A blog post should be a masterful short personal essay, a little narrative opening to a universal lesson. Kind of like a sugya (unit) of Talmud.
I would love to write a masterful post about my friend and teacher Judy Abrams. But, to really get it right, I would have to choose my favorite anecdote and my favorite lesson, positioning each within the other in a multi-layered metaphorical masterpiece. And that would take a long time.
So, I’ll let go of my impossible literary standard and write from the heart.
Not about Judy’s 23 books on all aspects of Jewish thought. Not about her close and beautiful family. Not about her many students, her generous tefillin exchange, her head full of projects, or her broad impact. Not about her experiences with illness, that honed her understanding of life’s most important commitments.
Just about how she – a brilliant, offbeat individual — changed my approach to life.
Before 2001, Judy was a stranger to me, a name on a fluorescent green flyer that I thought I recognized from a children’s book. Still, I phoned her and asked “Can I study with you?” She hooted with joyous enthusiasm. And for the next five years, we spoke weekly and corresponded daily.
We studied Leviticus: its system of offerings, its sketchy narrative, its archetypal psychological values. Judy was convinced that Leviticus is alive and well, in the hospital purity system, for example.
We studied Talmud. Judy loved the Talmud’s weave of allusions, hints to older texts, daring puns and creative proof-texts. She loved its multiplicity of voices, exploring Judaism’s spiritual jewels, facet by shining facet. Each time a modern reader weaves in his or her connections, Judy thought, the Talmud grows.
We studied Remazim – allegorical interpretation of Tanakh. Judy longed to understand this imaginative leap. How could deep thinkers like Philo get from peshat, the plain text, to elaborated visions of the spiritual life? And how could modern people learn to see allegorically?
Judy’s perspectives set my mind on fire. Paper after paper leapt from my printer, documenting ancient archetypes at play in contemporary life. Five different scholarly journals published my Judy-inspired takes on symbolic public sacrifice, rituals of re-entry, feminist wordplay, conscientious objection, the logic of suffering, and the ethics of speech.
We always returned to Talmud, exploring its discussions of sexuality, war, suffering, mystery and more.
For Judy, Talmud was like life, full of hidden meanings waiting to be polished into clarity through study.
As was I.
Judy hated when I second-guessed myself, undermining my own worth with snarky, self-deprecating remarks. “Stop it!” she would say. “Just don’t say it!” And she would add, “It’s more important to be nice than to be smart.”
One morning, a surprise package from Amazon arrived at my door: Judy had sent me a copy of Wit, a play about a clever, sardonic-talking academic who loses everything to cancer – and learns anew what really matters. “I’m sorry,” Judy said, “but I just couldn’t find any other way to get you to see!”
Just a few weeks later, she wrote, “I had a dream in which you turned into a beautiful butterfly.” Indeed, I had begun to change: first my speech, then my thought, then my quality of feeling.

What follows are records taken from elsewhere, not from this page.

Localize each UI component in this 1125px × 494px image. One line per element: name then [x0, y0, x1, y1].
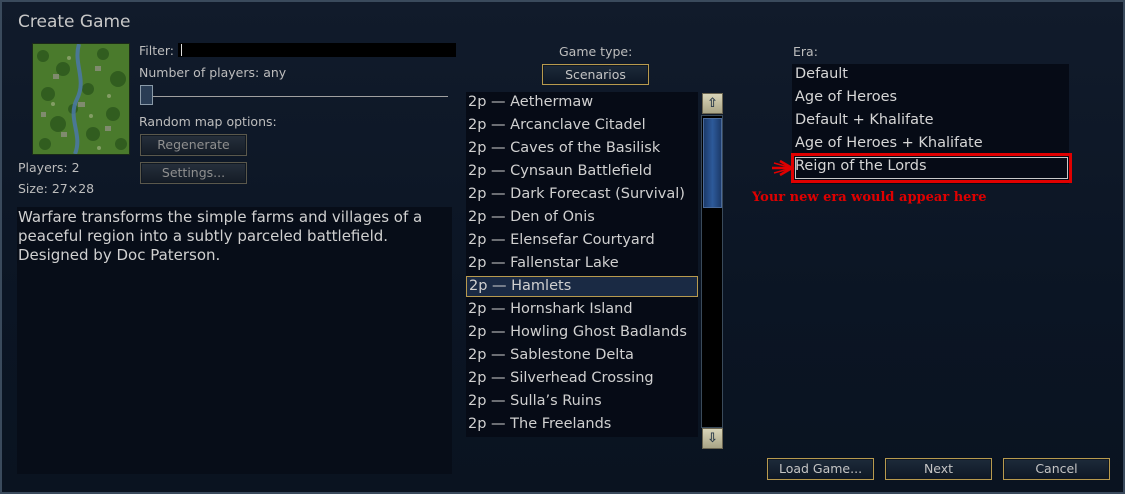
- filter-input[interactable]: [178, 43, 456, 57]
- list-item[interactable]: 2p — Arcanclave Citadel: [466, 115, 698, 136]
- filter-label: Filter:: [139, 43, 174, 58]
- scroll-down-button[interactable]: ⇩: [702, 428, 723, 449]
- era-item[interactable]: Default + Khalifate: [795, 112, 934, 128]
- era-label: Era:: [793, 44, 818, 59]
- dialog-title: Create Game: [18, 12, 131, 32]
- arrow-right-icon: [772, 159, 795, 177]
- scenario-description-panel: Warfare transforms the simple farms and …: [17, 207, 452, 474]
- settings-button[interactable]: Settings...: [140, 162, 247, 184]
- down-arrow-icon: ⇩: [707, 431, 718, 446]
- era-item[interactable]: Age of Heroes: [795, 89, 897, 105]
- annotation-text: Your new era would appear here: [752, 190, 987, 205]
- list-item[interactable]: 2p — Sulla’s Ruins: [466, 391, 698, 412]
- next-button[interactable]: Next: [885, 458, 992, 480]
- game-type-select[interactable]: Scenarios: [542, 64, 649, 85]
- list-item[interactable]: 2p — Aethermaw: [466, 92, 698, 113]
- scroll-up-button[interactable]: ⇧: [702, 93, 723, 114]
- regenerate-button[interactable]: Regenerate: [140, 134, 247, 156]
- list-item-selected[interactable]: 2p — Hamlets: [466, 276, 698, 297]
- era-item[interactable]: Age of Heroes + Khalifate: [795, 135, 983, 151]
- map-preview: [32, 43, 130, 155]
- list-item[interactable]: 2p — Den of Onis: [466, 207, 698, 228]
- random-map-options-label: Random map options:: [139, 114, 277, 129]
- list-item[interactable]: 2p — Silverhead Crossing: [466, 368, 698, 389]
- scenario-description: Warfare transforms the simple farms and …: [18, 208, 423, 264]
- list-item[interactable]: 2p — The Freelands: [466, 414, 698, 435]
- scenario-list: 2p — Aethermaw 2p — Arcanclave Citadel 2…: [466, 92, 698, 437]
- list-item[interactable]: 2p — Hornshark Island: [466, 299, 698, 320]
- load-game-button[interactable]: Load Game...: [767, 458, 874, 480]
- scrollbar-thumb[interactable]: [703, 118, 722, 208]
- list-item[interactable]: 2p — Caves of the Basilisk: [466, 138, 698, 159]
- list-item[interactable]: 2p — Cynsaun Battlefield: [466, 161, 698, 182]
- map-preview-image: [33, 44, 129, 154]
- num-players-slider-handle[interactable]: [140, 85, 153, 105]
- era-item-selection-outline: [795, 157, 1068, 179]
- text-caret: [181, 44, 182, 56]
- num-players-slider-track[interactable]: [152, 96, 448, 97]
- list-item[interactable]: 2p — Fallenstar Lake: [466, 253, 698, 274]
- players-count: Players: 2: [18, 160, 80, 175]
- up-arrow-icon: ⇧: [707, 96, 718, 111]
- list-item[interactable]: 2p — Howling Ghost Badlands: [466, 322, 698, 343]
- list-item[interactable]: 2p — Sablestone Delta: [466, 345, 698, 366]
- num-players-label: Number of players: any: [139, 65, 287, 80]
- list-item[interactable]: 2p — Dark Forecast (Survival): [466, 184, 698, 205]
- era-item[interactable]: Default: [795, 66, 848, 82]
- list-item[interactable]: 2p — Elensefar Courtyard: [466, 230, 698, 251]
- game-type-label: Game type:: [559, 44, 633, 59]
- map-size: Size: 27×28: [18, 181, 95, 196]
- cancel-button[interactable]: Cancel: [1003, 458, 1110, 480]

Judy disrupted my habits of linear thought. Once, my daughter and I visited, spending a weekend with Judy and her daughters Hannah and Ruthie. (Steven was away, and Michael mostly did his own thing.) Just before dinner, Judy fed us pastries. “Eat dessert first!” she said. When the girls played on the computer for hours, Judy just laughed. “Don’t worry,” she said, “they’ll get bored.” She threw dirty clothes into the washing machine without any sorting or special treatment. “It’s just laundry!” she said.
Appalled yet intrigued by these liberties, I wrote a Talmudic spoof about the rules of laundry.
Still, Judy could sometimes be surprisingly literal, even dogmatic. When I talked about my sins, she made fun of me. “You???” she yelled, “What sins could you possibly have committed?” “Sometimes,” I said, referring to the Talmudic rule of feeding animals first, “I drink my morning coffee before I feed my cats.” Judy’s demeanor changed. “That is a very grave sin!” she said, looking meaningfully at her dog.
Judy believed that each Rosh Hashanah, God reviewed the videotape of her life and pronounced judgment. And that after death, she would ascend to Gan Eden to study with great souls. There, she would sit with Beruriah, Yalta and Imma Shalom. Back on earth, her students would forget her mundane name. Instead, we would call her – as we do all great Jewish scholars – by a nickname that summarized her ideas. She even had her nickname picked out.
I don’t know if God actually watches our video, or if there is really a library in Gan Eden. I do know that Judy’s soul is blessed with the best of whatever these metaphors mean. I do know that when I changed jobs and moved far away, I missed Judy terribly. And I do know that she will be loved and missed deeply, for a long time, by a great many people.